54La probabilité pour les jeunes de penser qu’ils ont choisi leur formation augmente quand leur situation vis-à-vis de la formation est marquée par la réussite et la persévérance dans la formation : décrocher multiplie par trois le sentiment d’avoir subi son orientation. On peut à nouveau évoquer l’idée de reconstruction a posteriori mentionnée plus haut. Plus l’élève traverse avec succès les épreuves de l’institution scolaire, plus il a le sentiment d’avoir fait un « bon choix » initialement, alors que, rétrospectivement, l’échec dans la formation – mesuré par la sortie avant l’obtention du diplôme – renforce l’impression d’avoir subi l’orientation.

55Toutefois, la situation de l’élève au moment de l’enquête n’explique pas tout. À situation égale, les caractéristiques du processus d’orientation et du climat scolaire de son établissement d’accueil continuent d’avoir un effet, ce qui rend dès lors peu vraisemblable une reconstruction a posteriori de ces dimensions. Concernant le processus d’orientation, même si les élèves n’ont pas obtenu leur premier vœu, le fait d’avoir fondé le choix des formations des vœux suivants sur les critères de contenu de formation ou de débouchés participe finalement au sentiment d’avoir eu un certain contrôle sur son orientation.

56Par ailleurs, deux dimensions du climat d’établissement figurant dans le modèle exercent un effet sur la probabilité des jeunes de considérer qu’ils ont choisi leur orientation. L’une d’elles est relative au climat éducatif : c’est le fait pour les répondants d’estimer que leurs enseignants du lycée croient en la réussite des élèves, par rapport à ceux qui considèrent qu’ils n’y croient pas (la probabilité est multipliée par 3,5). Différents travaux ont permis de montrer que les attentes positives des enseignants ont un effet sur la réussite des élèves (Jacobson & Rosenthal, 1968, en particulier).

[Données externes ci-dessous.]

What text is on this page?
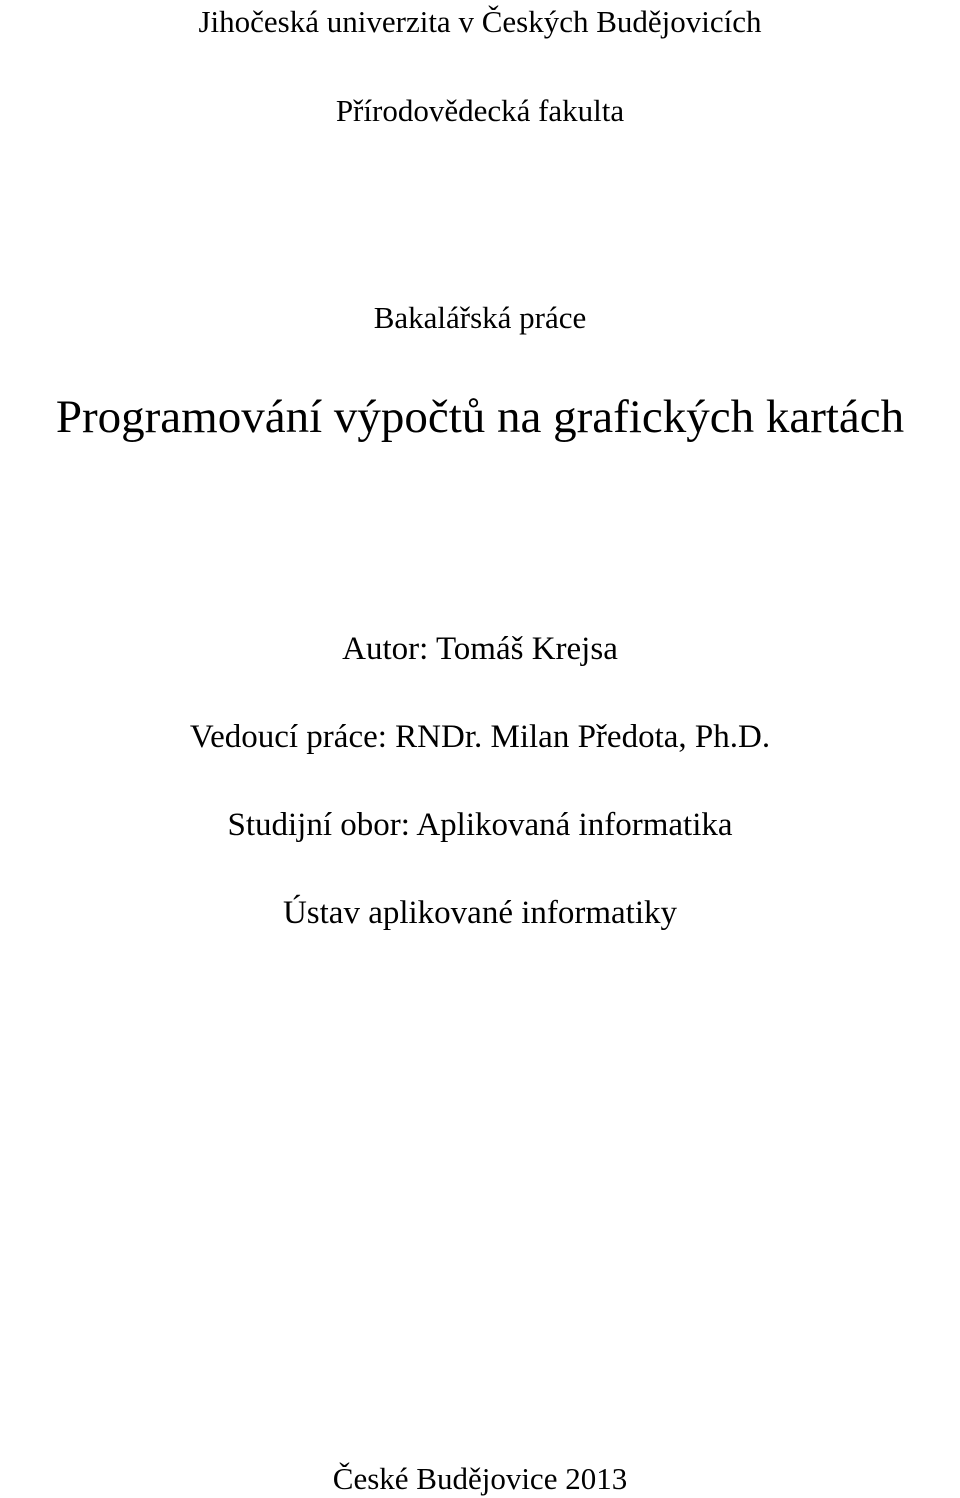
Jihočeská univerzita v Českých Budějovicích
Přírodovědecká fakulta
Bakalářská práce
Programování výpočtů na grafických kartách
Autor: Tomáš Krejsa
Vedoucí práce: RNDr. Milan Předota, Ph.D.
Studijní obor: Aplikovaná informatika
Ústav aplikované informatiky
České Budějovice 2013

D’après nos résultats, elles en ont également sur leur capacité à considérer qu’ils ont maîtrisé leur choix de formation. L’autre dimension relève du climat d’appartenance : c’est le sentiment de fierté des jeunes à l’égard de leur établissement, par rapport à ceux qui disent ne pas en ressentir (leurs chances sont multipliées par 2,3). Dans la mesure où le climat d’appartenance découle des autres climats (Janosz, Georges & Parent, 1998), la fierté est un sentiment qui agrège l’expérience des élèves dans leur établissement, d’où son lien avec leur impression d’avoir choisi ou subi l’orientation.

Conclusion

57Cet article démontre que, parmi les dimensions du climat d’établissement reconnues pour leur lien avec le risque de décrochage scolaire et retenues dans notre premier modèle, le sentiment d’appartenance y est particulièrement corrélé. En tant que dimension agrégeant les ressentis à l’égard des différents sous-climats, elle renvoie à un bien-être global de l’élève au sein de son établissement. D’après notre modélisation, limiter le risque de décrochage d’élèves en orientation contrainte ne passerait donc pas en priorité par les pratiques pédagogiques et relationnelles des enseignants à l’égard des élèves, ou par le sentiment de sécurité, entre autres, mais par un ensemble d’éléments permettant aux élèves de s’y sentir soutenus, encouragés et en sécurité, notamment grâce à de bonnes conditions de travail et la rareté des sanctions. Si l’orientation contrainte est un motif de décrochage (Bernard & Michaut, 2016), le climat d’appartenance du lycée d’affectation semble réduire ce risque.

58Par ailleurs, notre recherche confirme que les expériences de l’épreuve d’orientation sont variables pour les élèves de LP (Jellab, 2014), tout en précisant que cela est aussi le cas des jeunes contraints institutionnellement.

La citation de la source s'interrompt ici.